Analysis of remote sensing images by methods of convolutional neural networks and marked random point fields

Abstract

The methodology of remote sensing image analysis for detection of dependences in the process of development of biological species is proposed. Classification methods based on convolutional networks are applied to a set of fragments of the input image. In order to increase the accuracy of classification by increasing the training and test samples, an original method of data augmentation is proposed. For a series of images of one part of the landscape, the fragments of images are classified by their numbers, which coincide with the numbers of the previously classified image of the training and test samples which are created manually. This approach has improved the accuracy of classification compared to known methods of data augmentation.

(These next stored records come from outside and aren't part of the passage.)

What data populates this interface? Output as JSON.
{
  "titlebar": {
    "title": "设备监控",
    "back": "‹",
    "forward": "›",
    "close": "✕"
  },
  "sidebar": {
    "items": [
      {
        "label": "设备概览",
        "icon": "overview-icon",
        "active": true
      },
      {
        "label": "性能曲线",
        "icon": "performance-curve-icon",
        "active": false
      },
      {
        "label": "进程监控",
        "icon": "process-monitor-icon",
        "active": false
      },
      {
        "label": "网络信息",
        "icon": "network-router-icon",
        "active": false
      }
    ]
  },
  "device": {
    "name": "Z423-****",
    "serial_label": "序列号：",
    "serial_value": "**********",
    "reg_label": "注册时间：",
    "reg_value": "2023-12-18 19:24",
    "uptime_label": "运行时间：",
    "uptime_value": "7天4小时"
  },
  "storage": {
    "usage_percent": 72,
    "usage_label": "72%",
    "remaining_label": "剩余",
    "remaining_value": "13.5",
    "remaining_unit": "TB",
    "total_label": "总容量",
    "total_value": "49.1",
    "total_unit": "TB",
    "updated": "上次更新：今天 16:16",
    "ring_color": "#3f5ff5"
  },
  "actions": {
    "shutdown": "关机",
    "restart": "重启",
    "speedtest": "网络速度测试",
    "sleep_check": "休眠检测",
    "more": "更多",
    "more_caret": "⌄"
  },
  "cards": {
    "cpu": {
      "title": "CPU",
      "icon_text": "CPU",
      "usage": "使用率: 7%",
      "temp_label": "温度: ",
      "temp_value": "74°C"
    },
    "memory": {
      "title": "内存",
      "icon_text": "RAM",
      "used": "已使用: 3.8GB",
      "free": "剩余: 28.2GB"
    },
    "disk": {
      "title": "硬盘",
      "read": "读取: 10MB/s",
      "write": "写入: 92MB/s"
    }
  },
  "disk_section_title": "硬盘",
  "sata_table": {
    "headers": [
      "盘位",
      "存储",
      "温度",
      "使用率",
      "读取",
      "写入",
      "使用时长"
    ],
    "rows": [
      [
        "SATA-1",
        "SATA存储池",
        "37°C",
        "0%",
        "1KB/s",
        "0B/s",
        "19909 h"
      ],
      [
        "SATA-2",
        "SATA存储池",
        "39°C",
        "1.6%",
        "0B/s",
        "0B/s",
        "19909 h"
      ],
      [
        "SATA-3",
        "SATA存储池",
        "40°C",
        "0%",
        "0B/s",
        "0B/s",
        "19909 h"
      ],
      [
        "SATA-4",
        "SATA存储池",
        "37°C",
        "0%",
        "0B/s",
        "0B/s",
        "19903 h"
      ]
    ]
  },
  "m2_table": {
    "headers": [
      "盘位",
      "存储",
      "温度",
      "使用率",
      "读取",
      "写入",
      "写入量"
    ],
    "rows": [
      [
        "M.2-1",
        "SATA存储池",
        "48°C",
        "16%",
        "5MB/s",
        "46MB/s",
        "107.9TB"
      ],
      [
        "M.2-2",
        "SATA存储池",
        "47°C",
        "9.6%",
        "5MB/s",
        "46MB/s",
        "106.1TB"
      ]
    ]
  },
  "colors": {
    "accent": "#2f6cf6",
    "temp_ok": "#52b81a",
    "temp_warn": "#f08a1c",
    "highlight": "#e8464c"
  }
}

Numerous studies of various convolutional neural networks have shown the similarity of the classification results of the remote sensing images fragments with increasing learning time with the complication of the network structure. A set of image fragment centers of a particular class is considered as random point configuration, the class labels are used as a mark for every point. Marked point field is considered as consisting of several sub-point fields in each of which all points have the same qualitative marks. We perform the analysis of the bivariate point pattern to reveal relationships between points of different types, using the characteristics of marked random point fields. Such relationships can characterize dependences and relative degrees of dominance. A series of remote sensing images are studied to identify the relationships between point configurations that describe different classes to monitor their development.